John Jenrette, MD, the medical group's chief medical officer and CEO, is a firm believer in case management, says Patti Derouin-Genel, RN, manager for Sharp Community Medical Group
"Dr. Jenrette feels that nurses have a vital role in coordinating care. This is a very forward-thinking company regarding the benefits of a strong case management program," says Derouin-Genel.
The physician practice has recently developed a case management program in local skilled nursing facilities. That program is staffed by three nurses and two clinical resource coordinators.
The nurses attend case conferences and conduct telephonic review, following the patients through physical therapy, occupational therapy, and speech therapy. They track the number of days to ensure that the stay meets Medicare requirements and follow the patients through any post-discharge care.
"It's a nice continuum. The patients are followed by the hospitalist team and the ambulatory care managers at Sharp Community Medical Group's offices as well as a skilled nursing team. We provide case management at every level of care," Ascencio says.
If a patient who is part of the Sharp system goes to an out-of-network facility, a case manager travels to the facility and manages the patient's care until he or she is stable enough to be transferred to a Sharp facility.
The case managers in the Sharp Community Medical Group refer patients to each other as needed. For instance, if a patient in the hospital has diabetes and isn't already in Sharp's chronic disease management program, the hospitalist case manager refers them.
The inpatient case managers refer eligible patients to case managers within the medical group who provide post-acute case management, complex catastrophic case management, and disease management.

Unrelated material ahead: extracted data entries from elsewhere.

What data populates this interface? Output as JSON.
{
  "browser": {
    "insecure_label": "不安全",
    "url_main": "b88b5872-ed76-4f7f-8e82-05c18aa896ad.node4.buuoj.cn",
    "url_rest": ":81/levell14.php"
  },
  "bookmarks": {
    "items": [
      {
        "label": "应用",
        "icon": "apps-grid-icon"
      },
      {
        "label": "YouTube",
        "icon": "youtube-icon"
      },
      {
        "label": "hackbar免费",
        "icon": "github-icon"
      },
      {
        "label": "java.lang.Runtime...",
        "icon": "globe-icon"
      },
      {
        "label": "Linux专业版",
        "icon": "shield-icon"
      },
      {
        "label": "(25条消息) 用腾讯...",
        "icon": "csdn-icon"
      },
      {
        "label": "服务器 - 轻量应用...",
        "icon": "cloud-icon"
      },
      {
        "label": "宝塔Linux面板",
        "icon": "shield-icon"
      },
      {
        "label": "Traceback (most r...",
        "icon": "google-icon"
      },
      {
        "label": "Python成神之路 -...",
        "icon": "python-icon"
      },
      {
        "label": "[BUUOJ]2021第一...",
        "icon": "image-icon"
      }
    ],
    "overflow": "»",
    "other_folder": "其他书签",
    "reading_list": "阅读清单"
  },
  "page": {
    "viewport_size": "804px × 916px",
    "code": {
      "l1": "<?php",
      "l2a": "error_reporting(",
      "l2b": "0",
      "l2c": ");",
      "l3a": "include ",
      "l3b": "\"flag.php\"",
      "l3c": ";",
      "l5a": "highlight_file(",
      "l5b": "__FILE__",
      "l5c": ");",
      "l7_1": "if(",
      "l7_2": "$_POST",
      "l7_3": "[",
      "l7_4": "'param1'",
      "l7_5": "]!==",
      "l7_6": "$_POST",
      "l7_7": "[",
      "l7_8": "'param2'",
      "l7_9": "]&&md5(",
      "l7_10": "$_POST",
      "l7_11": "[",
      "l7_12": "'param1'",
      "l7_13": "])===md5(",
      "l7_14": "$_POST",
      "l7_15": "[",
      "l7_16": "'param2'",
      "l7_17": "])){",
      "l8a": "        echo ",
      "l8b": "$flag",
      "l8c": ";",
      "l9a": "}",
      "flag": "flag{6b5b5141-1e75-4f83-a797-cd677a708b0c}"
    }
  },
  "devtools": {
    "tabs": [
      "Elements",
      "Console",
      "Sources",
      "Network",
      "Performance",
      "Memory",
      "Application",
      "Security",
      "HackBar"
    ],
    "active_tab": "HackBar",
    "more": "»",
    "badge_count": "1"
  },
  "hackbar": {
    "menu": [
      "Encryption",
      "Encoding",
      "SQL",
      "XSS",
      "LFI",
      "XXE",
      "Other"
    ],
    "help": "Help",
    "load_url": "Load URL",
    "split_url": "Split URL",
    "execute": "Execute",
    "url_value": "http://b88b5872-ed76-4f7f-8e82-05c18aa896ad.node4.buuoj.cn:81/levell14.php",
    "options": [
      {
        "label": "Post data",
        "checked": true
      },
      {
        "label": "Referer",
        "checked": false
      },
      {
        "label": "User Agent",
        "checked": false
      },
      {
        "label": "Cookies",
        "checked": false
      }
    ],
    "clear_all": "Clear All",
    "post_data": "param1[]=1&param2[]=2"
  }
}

"We integrate all our case management efforts including the chronic disease management program, the telephonic case managers who follow the patients after discharge, and the hospital-based case managers," Ascencio says.

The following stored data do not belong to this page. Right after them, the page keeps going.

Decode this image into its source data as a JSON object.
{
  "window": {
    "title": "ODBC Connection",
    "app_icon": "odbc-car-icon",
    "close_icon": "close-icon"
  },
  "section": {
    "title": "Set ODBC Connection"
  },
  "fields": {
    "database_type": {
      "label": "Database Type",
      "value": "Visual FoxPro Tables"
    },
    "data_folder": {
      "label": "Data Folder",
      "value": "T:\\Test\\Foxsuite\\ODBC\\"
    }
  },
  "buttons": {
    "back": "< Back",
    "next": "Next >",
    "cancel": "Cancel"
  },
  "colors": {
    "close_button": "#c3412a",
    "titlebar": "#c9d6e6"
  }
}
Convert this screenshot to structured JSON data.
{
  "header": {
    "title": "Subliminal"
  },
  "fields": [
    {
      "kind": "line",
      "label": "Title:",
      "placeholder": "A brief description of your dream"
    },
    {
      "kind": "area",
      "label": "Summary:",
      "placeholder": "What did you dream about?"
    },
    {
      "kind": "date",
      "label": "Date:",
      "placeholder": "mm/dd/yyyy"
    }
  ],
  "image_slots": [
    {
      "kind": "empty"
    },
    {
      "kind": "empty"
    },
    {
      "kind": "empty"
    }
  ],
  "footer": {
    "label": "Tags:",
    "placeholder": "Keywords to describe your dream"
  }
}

The medical group's clinical resource coordinators call each patient within 48 hours of discharge to ensure that all their needs have been met. This equals about 650 post-discharge calls a month.

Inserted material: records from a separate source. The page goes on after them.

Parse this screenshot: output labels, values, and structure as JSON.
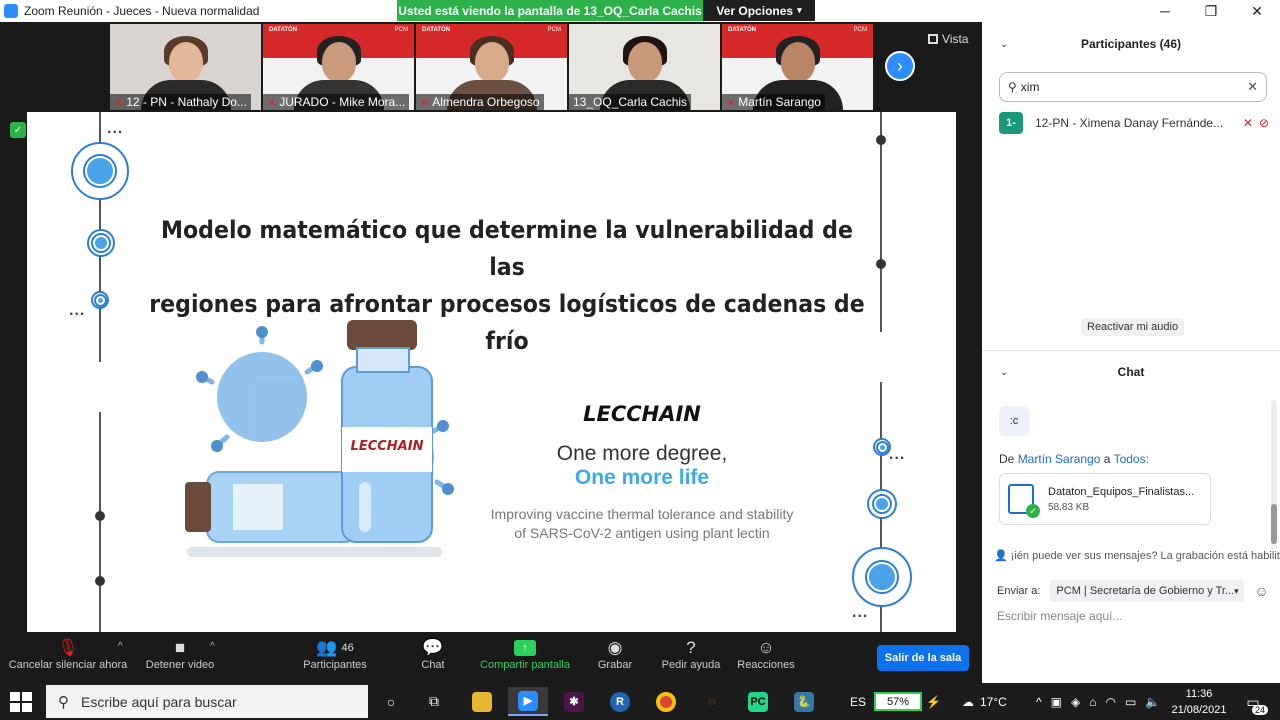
{
  "window": {
    "title": "Zoom Reunión - Jueces - Nueva normalidad"
  },
  "share_banner": {
    "text": "Usted está viendo la pantalla de 13_OQ_Carla Cachis",
    "options": "Ver Opciones"
  },
  "gallery": {
    "tiles": [
      {
        "name": "12 - PN - Nathaly Do...",
        "muted": true,
        "style": "girl"
      },
      {
        "name": "JURADO - Mike Mora...",
        "muted": true,
        "style": "datathon"
      },
      {
        "name": "Almendra Orbegoso",
        "muted": true,
        "style": "datathon2"
      },
      {
        "name": "13_OQ_Carla Cachis",
        "muted": false,
        "style": "active"
      },
      {
        "name": "Martín Sarango",
        "muted": true,
        "style": "datathon3"
      }
    ],
    "brand_left": "DATATÓN",
    "brand_right": "PCM",
    "view_label": "Vista"
  },
  "slide": {
    "title_line1": "Modelo matemático que determine la vulnerabilidad  de las",
    "title_line2": "regiones para afrontar procesos logísticos de cadenas de frío",
    "bottle_label": "LECCHAIN",
    "brand": "LECCHAIN",
    "tagline1": "One more degree,",
    "tagline2": "One more life",
    "description_line1": "Improving vaccine thermal tolerance and stability",
    "description_line2": "of SARS-CoV-2 antigen using plant lectin",
    "dots": "..."
  },
  "participants_panel": {
    "title": "Participantes (46)",
    "search_value": "xim",
    "rows": [
      {
        "avatar": "1-",
        "name": "12-PN - Ximena Danay Fernánde..."
      }
    ],
    "reactivate_label": "Reactivar mi audio"
  },
  "chat_panel": {
    "title": "Chat",
    "last_message": ":c",
    "from_prefix": "De",
    "from_user": "Martín Sarango",
    "to_word": "a",
    "to_target": "Todos:",
    "file_name": "Dataton_Equipos_Finalistas...",
    "file_size": "58.83 KB",
    "who_can_see": "¡ién puede ver sus mensajes? La grabación está habilit",
    "send_to_label": "Enviar a:",
    "send_to_value": "PCM | Secretaría de Gobierno y Tr...",
    "input_placeholder": "Escribir mensaje aquí..."
  },
  "toolbar": {
    "unmute": "Cancelar silenciar ahora",
    "stop_video": "Detener video",
    "participants": "Participantes",
    "participants_count": "46",
    "chat": "Chat",
    "share": "Compartir pantalla",
    "record": "Grabar",
    "help": "Pedir ayuda",
    "reactions": "Reacciones",
    "leave": "Salir de la sala"
  },
  "taskbar": {
    "search_placeholder": "Escribe aquí para buscar",
    "language": "ES",
    "battery": "57%",
    "temperature": "17°C",
    "time": "11:36",
    "date": "21/08/2021",
    "notifications": "24"
  },
  "colors": {
    "zoom_blue": "#2d8cff",
    "share_green": "#2bb34a",
    "datathon_red": "#d62a2a",
    "accent_blue": "#3ea8e8"
  }
}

They ask several critical questions, depending on the patient's particular situation. These include: Have you made a follow-up appointment? Did you fill your medication prescription? Did your durable medical equipment arrive?
If the patient has questions about medication or wound care or what appears to be a clinical manifestation, the call is immediately referred to one of Sharp's acute care managers who follows up with the patient and contacts the primary care physician or the home health or equipment agency as needed.
If the patients haven't made an appointment for a follow-up visit, the clinical resource coordinators help them do so.
"Ensuring that patients have a follow-up visit with their primary care providers is vital to our success. Many patients who see their primary care doctor after discharge end up back in the hospital," Ascencio says.